Numb worked around the circus and ended up as a freak who felt no pain, nailing his hands and feet to boards. He made friends with Mal, a fire eater,and they ended up leaving the circus and going to New York together. Numb had found a bloody business card in the pocket of his suit, and was sure he would find out who he was.
Numb and Mal made money, nailing Numb's hands and feet to the bar and floor of the sleazy place, betting that he would not feel it.
Numb quickly tired of the game and went out on his own. Finding an agent, who hired PI's to check on leads into Numb's identity, he went mainstream.
Getting into a snobby crowd, Numb seemed out of his element. He moved in with a blind artist, and he became her muse. When Mal comes back into his life, Numb sees things in a different light.
The story of Numb and Mal is both sad and sometimes funny as hell. Offbeat and well written, this book was terrific!
I received this book from Erica at Harper Perennial for review. Thanks so much!
Excellent debut
"Numb" is an amazing novel that inspires nothing but professional jealousy in this author. Ferrell writes with a lyricism that stays with you long after you've finished this unexpected story.
Brilliant debut novel!
A dark but brilliant novel about the necessity of pain.
Numb, the main character, has no family, no friends, no memory of his past before he appeared bloody and bedraggled outside a circus.
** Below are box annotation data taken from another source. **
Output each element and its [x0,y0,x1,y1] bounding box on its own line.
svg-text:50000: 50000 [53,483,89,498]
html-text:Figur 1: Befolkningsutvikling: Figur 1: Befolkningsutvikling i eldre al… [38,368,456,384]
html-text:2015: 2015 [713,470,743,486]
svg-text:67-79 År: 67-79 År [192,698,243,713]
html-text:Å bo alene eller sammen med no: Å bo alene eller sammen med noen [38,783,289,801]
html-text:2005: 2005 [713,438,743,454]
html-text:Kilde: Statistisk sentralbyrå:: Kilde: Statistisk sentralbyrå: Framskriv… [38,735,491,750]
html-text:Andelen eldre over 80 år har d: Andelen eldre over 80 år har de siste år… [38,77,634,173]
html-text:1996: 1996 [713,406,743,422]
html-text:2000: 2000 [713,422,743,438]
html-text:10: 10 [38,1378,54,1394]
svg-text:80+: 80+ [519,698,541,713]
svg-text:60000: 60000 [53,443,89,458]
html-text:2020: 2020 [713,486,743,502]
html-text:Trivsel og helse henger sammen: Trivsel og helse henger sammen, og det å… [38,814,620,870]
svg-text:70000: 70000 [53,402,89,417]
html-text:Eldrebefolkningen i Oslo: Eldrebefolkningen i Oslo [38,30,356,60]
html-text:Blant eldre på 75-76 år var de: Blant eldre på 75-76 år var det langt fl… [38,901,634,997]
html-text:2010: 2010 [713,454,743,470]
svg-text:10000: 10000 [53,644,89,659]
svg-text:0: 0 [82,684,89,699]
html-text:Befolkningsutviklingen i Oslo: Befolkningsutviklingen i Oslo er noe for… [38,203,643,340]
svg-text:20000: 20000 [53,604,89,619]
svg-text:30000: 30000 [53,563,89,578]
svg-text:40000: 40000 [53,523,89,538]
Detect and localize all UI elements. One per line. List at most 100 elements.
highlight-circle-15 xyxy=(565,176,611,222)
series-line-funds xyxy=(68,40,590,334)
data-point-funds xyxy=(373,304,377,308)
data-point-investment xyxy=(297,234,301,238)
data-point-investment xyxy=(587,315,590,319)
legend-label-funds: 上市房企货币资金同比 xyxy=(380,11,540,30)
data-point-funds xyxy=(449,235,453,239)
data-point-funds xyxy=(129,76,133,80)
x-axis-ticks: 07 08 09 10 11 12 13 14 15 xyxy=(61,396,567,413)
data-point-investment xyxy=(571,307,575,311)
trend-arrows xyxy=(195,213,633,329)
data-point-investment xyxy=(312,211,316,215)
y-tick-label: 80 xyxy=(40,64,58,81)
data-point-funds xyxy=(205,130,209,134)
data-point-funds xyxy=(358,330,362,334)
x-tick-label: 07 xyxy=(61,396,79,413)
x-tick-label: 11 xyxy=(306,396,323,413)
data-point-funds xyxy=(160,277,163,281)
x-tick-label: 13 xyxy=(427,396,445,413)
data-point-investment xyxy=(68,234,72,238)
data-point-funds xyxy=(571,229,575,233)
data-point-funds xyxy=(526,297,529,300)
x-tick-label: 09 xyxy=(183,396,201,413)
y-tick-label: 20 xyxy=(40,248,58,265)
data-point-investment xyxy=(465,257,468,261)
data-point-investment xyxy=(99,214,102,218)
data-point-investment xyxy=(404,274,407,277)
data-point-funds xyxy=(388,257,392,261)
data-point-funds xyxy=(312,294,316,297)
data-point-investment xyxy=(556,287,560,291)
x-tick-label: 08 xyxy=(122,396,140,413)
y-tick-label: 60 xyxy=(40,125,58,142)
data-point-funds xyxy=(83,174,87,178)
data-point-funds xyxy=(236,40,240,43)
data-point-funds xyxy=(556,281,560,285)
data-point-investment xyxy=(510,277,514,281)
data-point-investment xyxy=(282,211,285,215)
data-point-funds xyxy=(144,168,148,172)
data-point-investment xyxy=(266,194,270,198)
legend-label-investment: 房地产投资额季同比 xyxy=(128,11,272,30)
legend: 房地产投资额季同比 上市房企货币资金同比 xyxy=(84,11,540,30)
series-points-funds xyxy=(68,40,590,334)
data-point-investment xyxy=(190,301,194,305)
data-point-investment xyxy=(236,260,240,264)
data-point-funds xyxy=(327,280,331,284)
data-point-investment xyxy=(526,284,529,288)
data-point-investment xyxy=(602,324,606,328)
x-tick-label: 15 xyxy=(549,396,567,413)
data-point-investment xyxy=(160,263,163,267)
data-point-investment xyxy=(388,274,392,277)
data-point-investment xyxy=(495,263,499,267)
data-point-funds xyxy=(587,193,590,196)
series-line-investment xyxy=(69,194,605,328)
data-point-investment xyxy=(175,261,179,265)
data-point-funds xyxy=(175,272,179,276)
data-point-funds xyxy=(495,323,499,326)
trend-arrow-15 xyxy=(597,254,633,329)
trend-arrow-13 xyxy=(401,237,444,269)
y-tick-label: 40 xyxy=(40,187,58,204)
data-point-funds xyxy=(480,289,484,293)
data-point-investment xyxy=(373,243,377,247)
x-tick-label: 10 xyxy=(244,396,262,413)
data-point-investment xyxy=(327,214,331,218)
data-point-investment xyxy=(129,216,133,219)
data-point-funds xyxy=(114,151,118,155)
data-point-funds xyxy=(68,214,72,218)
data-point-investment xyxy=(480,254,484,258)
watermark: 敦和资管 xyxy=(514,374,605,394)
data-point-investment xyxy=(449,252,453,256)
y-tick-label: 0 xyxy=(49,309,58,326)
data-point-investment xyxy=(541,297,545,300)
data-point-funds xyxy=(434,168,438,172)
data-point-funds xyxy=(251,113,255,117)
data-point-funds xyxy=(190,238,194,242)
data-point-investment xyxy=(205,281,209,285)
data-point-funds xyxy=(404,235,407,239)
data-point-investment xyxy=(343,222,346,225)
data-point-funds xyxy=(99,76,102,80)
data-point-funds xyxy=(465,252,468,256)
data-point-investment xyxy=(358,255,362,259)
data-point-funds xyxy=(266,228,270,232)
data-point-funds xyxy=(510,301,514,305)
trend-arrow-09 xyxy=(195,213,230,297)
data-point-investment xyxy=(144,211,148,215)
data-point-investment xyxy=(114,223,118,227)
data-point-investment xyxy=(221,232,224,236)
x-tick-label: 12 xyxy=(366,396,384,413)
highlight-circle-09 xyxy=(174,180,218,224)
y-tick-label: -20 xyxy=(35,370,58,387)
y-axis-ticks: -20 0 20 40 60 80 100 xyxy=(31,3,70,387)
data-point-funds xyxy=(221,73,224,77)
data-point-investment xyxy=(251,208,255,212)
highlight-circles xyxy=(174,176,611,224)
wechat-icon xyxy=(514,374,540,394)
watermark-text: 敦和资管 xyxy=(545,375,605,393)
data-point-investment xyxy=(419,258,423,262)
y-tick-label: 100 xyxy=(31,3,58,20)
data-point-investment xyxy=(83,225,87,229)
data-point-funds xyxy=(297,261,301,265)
Most bizarre of all, he feels no pain. People can drive nails through his hands, shoot staples into his skin, a lion can even stab its claws into him--he feels nothing.
It's tempting to see this as a prolonged metaphor for the modern condition--Camus taken one step beyond nausea to numbness. But Ferrell is too good an author for that.
The point of Numb's condition isn't how immune he (or society as a whole) is to pain. It's how much he loses by not feeling what everyone else feels. Ferrell shows us how integral pain and want are to each other. We can't know what we want if the things that hurt us and the things that help us seem one and the same. And if we can't know what we want, we can't feel love, can't even recognize it when it comes.
That means Numb is always at the mercy of everyone else's desires: the circus, his friend Mal, a surprisingly honest but driven talent agent who turns him into a major celebrity, several women. He manages to find lovers and abusers, friends and enemies, but he can't tell one from the other. Even when he makes the right choice, he doesn't know it, because he can't feel what his decision has done for him.
This is a painful novel, sometimes a little more graphic than the average reader might like. But Ferrell more than makes up for it with his spare, darkly comic style, his brilliant insights into what numbness takes away from us, and the very real compassion he shows for a character who, ultimately, wishes he could feel what most of us want to avoid.